Bio
Here’s a mishmash:
My all-time favorite novels are One Hundred Years of Solitude by Gabriel Garcia Marquez, To the Lighthouse by Virginia Woolf, Anna Karenina by Leo Tolstoy, and Their Eyes Were Watching God by Zora Neale Hurston.
The first YA and MG novels I read as an adult were Weetzie Bat by Francesca Lia Block, Speak by Laurie Halse Anderson, Looking for Alaska by John Green and Walk Two Moon by Sharon Creech. It changed my life.
As picture books go: William Steig.
Some poets I love: Pablo Neruda, Anne Carson, Ilya Kaminsky, John Berryman, C.D. Wright, and Dr. Seuss.
A favorite line from a poem:
“. . . the thing perhaps is to eat flowers and not to be afraid.”
–ee cummings
Another couple lines I love:
“The great revelation perhaps never did come. Instead there were little daily miracles, illuminations, matches struck unexpectedly in the dark.”
–Virginia Woolf, To the Lighthouse
And this:
“Later she sat on the ground in the forest between school and home, and spring was so bright and beautiful, the warm air touched her so tenderly, she could almost feel herself changing into a flower. Her light dress felt like petals.
“I love everything,” she heard herself say.
“So do I,” a voice answered.
Pearl straigtened up and looked around. No one was there.”
–William Steig, The Amazing Bone
Some more:
I’m currently on sabbatical but worked in publishing for many years as a literary agent at Manus & Associates Literary Agency, representing lots of amazing writers.
I have a BA from Cornell, an MFA in poetry from Brown and another MFA in writing for children and young adults from Vermont College of Fine Arts. I might go back to school again sometime, to study art history and religion. I like to teach as well.

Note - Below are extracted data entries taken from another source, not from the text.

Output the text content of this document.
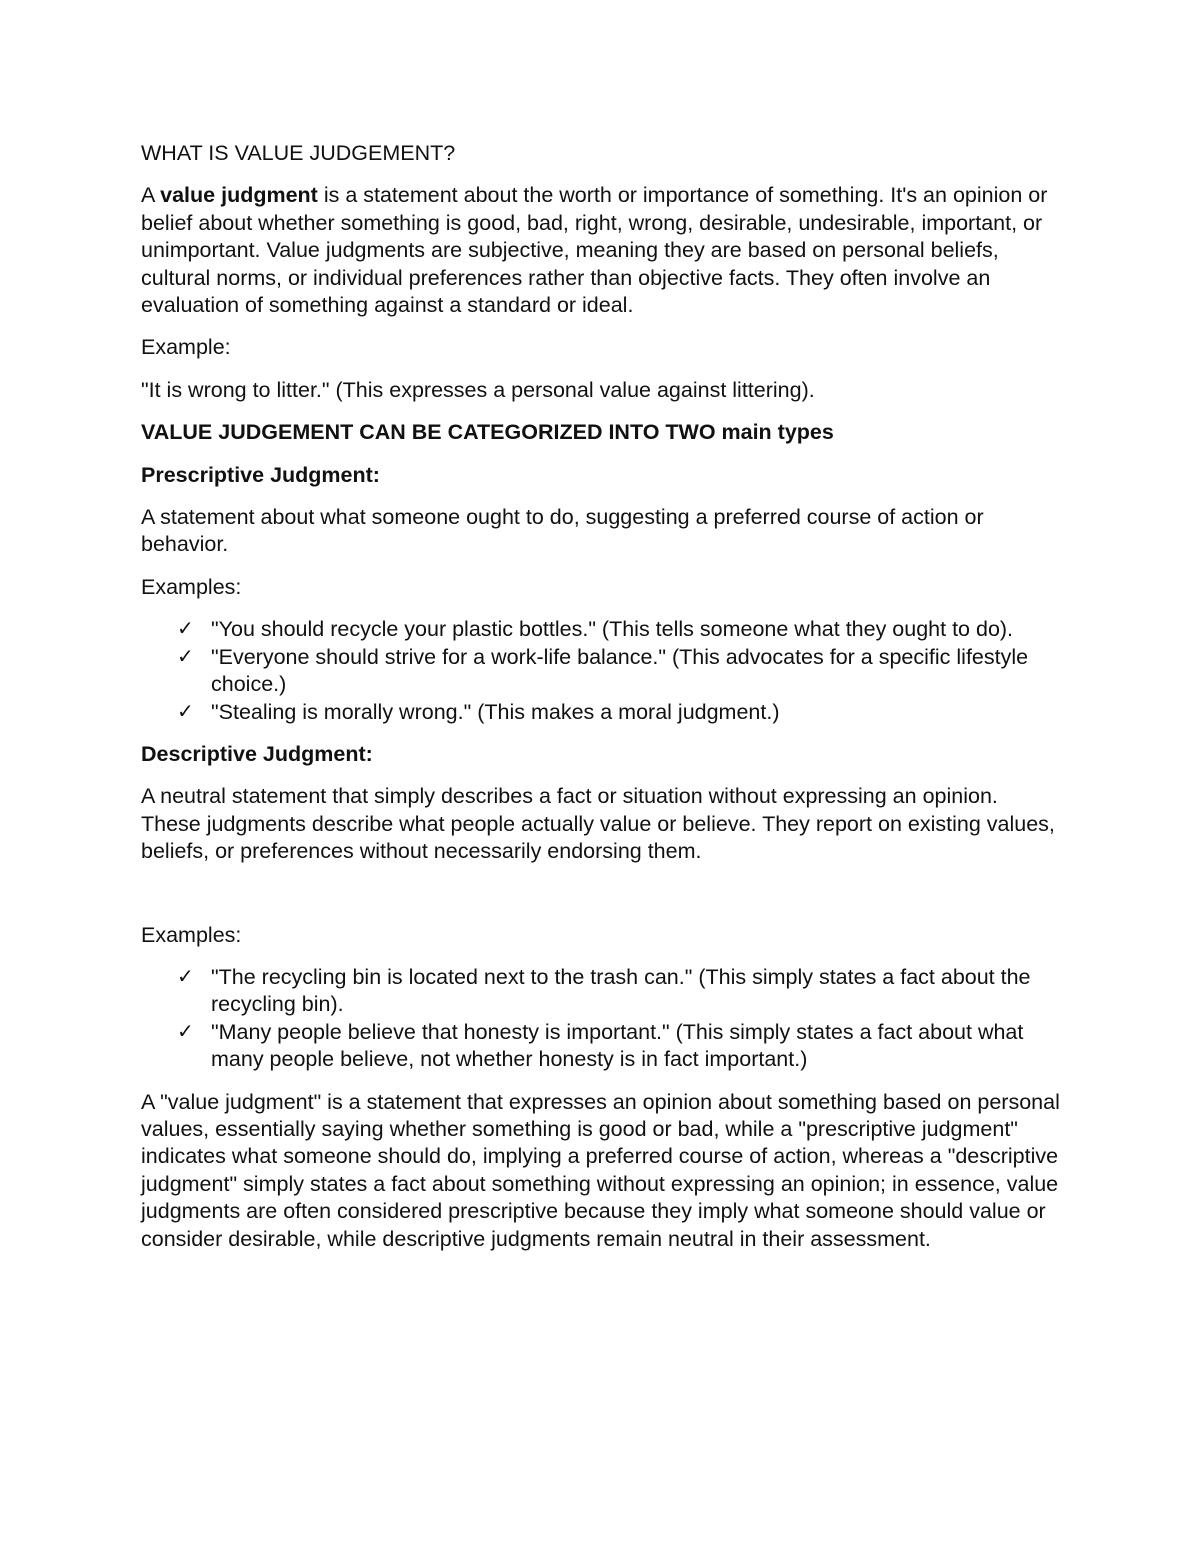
WHAT IS VALUE JUDGEMENT?

A value judgment is a statement about the worth or importance of something. It's an opinion or belief about whether something is good, bad, right, wrong, desirable, undesirable, important, or unimportant. Value judgments are subjective, meaning they are based on personal beliefs, cultural norms, or individual preferences rather than objective facts. They often involve an evaluation of something against a standard or ideal.

Example:

"It is wrong to litter." (This expresses a personal value against littering).

VALUE JUDGEMENT CAN BE CATEGORIZED INTO TWO main types
Prescriptive Judgment:

A statement about what someone ought to do, suggesting a preferred course of action or behavior.

Examples:

✓ "You should recycle your plastic bottles." (This tells someone what they ought to do).
✓ "Everyone should strive for a work-life balance." (This advocates for a specific lifestyle choice.)
✓ "Stealing is morally wrong." (This makes a moral judgment.)
Descriptive Judgment:

A neutral statement that simply describes a fact or situation without expressing an opinion. These judgments describe what people actually value or believe. They report on existing values, beliefs, or preferences without necessarily endorsing them.

Examples:

✓ "The recycling bin is located next to the trash can." (This simply states a fact about the recycling bin).
✓ "Many people believe that honesty is important." (This simply states a fact about what many people believe, not whether honesty is in fact important.)

A "value judgment" is a statement that expresses an opinion about something based on personal values, essentially saying whether something is good or bad, while a "prescriptive judgment" indicates what someone should do, implying a preferred course of action, whereas a "descriptive judgment" simply states a fact about something without expressing an opinion; in essence, value judgments are often considered prescriptive because they imply what someone should value or consider desirable, while descriptive judgments remain neutral in their assessment.
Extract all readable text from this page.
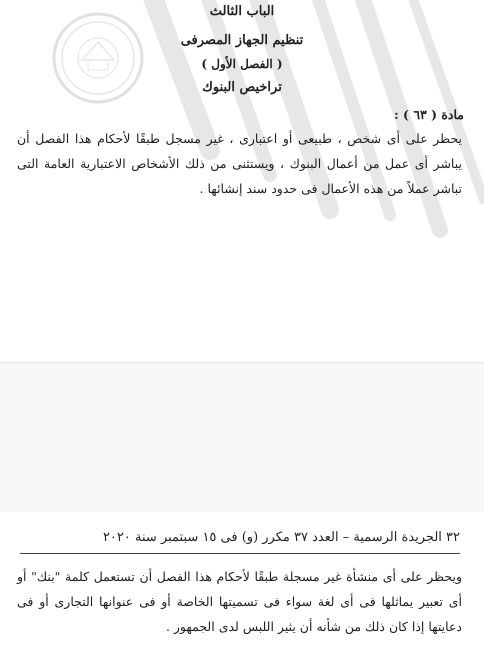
الباب الثالث
تنظيم الجهاز المصرفى
( الفصل الأول )
تراخيص البنوك
مادة ( ٦٣ ) :
يحظر على أى شخص ، طبيعى أو اعتبارى ، غير مسجل طبقًا لأحكام هذا الفصل أن يباشر أى عمل من أعمال البنوك ، ويستثنى من ذلك الأشخاص الاعتبارية العامة التى تباشر عملاً من هذه الأعمال فى حدود سند إنشائها .
٣٢ الجريدة الرسمية – العدد ٣٧ مكرر (و) فى ١٥ سبتمبر سنة ٢٠٢٠
ويحظر على أى منشأة غير مسجلة طبقًا لأحكام هذا الفصل أن تستعمل كلمة "بنك" أو أى تعبير يماثلها فى أى لغة سواء فى تسميتها الخاصة أو فى عنوانها التجارى أو فى دعايتها إذا كان ذلك من شأنه أن يثير اللبس لدى الجمهور .
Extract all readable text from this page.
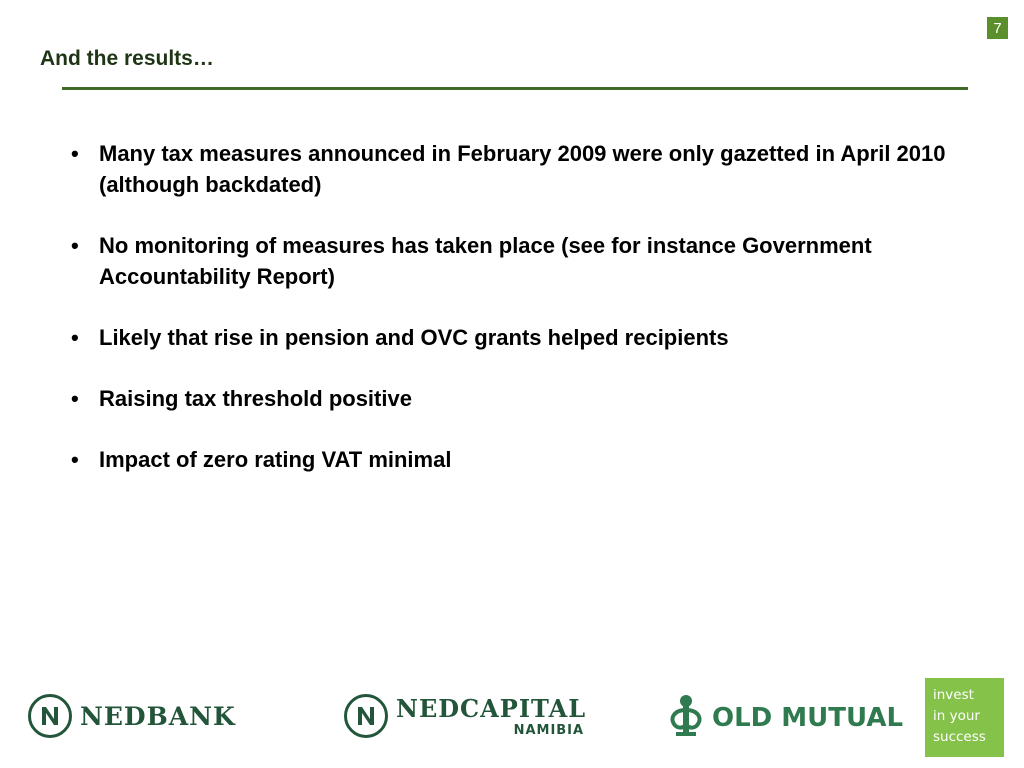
7
And the results…
• Many tax measures announced in February 2009 were only gazetted in April 2010 (although backdated)
• No monitoring of measures has taken place (see for instance Government Accountability Report)
• Likely that rise in pension and OVC grants helped recipients
• Raising tax threshold positive
• Impact of zero rating VAT minimal
NEDBANK	NEDCAPITAL
NAMIBIA	OLD MUTUAL
invest
in your
success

I love rivers, really hot weather, poetry, art, Franz Marc and Marc Chagall, going to many movies in a row, going out to dinner, to France, to the symphony, orange and magenta, a couple wretched reality shows, Pierre Bonnard’s windows, tulips, night-blooming trees and people, myth, magic, music, solitude, sunlight on water, museums, gusto, geekiness, giants, absolutely all finger foods, so very many movies, GIRAFFES, dinner parties with my friends, redwood forests, late nights and early mornings, clunky heels and jewelry, being ridiculously in love.
I adore Northern California, have lived in San Francisco for over twenty-seven years. I’ve recently painted my apartment walls orange like Lennie and Bailey do in The Sky Is Everywhere.
I’m superstitious.
Spiders profoundly freak me out.
I daydream a lot.
As spiritual beliefs go, I’m with Jude in I’ll Give You the Sun, who, after much travail, aspires to be “a wobbly people pole that tries to bring joy into the world, not one that takes joy from it.”
Some quotes about writing I like:
“I finally figured out that if you are going to step on a live mine, make it your own. Be blown up as it were, by your own delights and despairs.”
—Ray Bradbury
“Read over your compositions and when you come across a passage you think particularly fine, strike it out.”
—Samuel Johnson
“You can’t wait for inspiration, you have to go after it with a club.”
—Jack London
“Be yourself; everyone else is already taken.”
—Oscar Wilde
“Easy reading is damn hard writing.”
—Nathaniel Hawthorne
“When in doubt, tell the truth.”
—Mark Twain
“The difference between the right word and the almost right word is the difference between lightning and a lightning bug.”
—Mark Twain
“To sum it all up, if you want to write, if you want to create, you must be the most sublime fool that God ever turned out and sent rambling. You must write every single day of your life. You must write dreadful dumb books and glorious books, and let them wrestle in beautiful fights inside your head, vulgar one moment, brilliant the next. You must lurk in libraries and climb the stacks like ladders to sniff books like perfume and wear books like hats upon your crazy heads. I wish for you a wrestling match with your Creative Muse that will last a lifetime. I wish craziness and foolishness and madness upon you. May you live with hysteria, and out of it make fine stories—science fiction or otherwise. Which means, may you be in love every day for the next 20,000 days. And out of that love, remake a world.”
–Ray Bradbury
One last favorite quote:
“I believe in nothing but the holiness of the heart’s affections and the truth of the imagination.”
–John Keats
And another:
“Where there is great love, there are always miracles.”
–Willa Cather
Just one more:
“No, I do not weep at the world—I’m too busy sharpening my oyster knife.”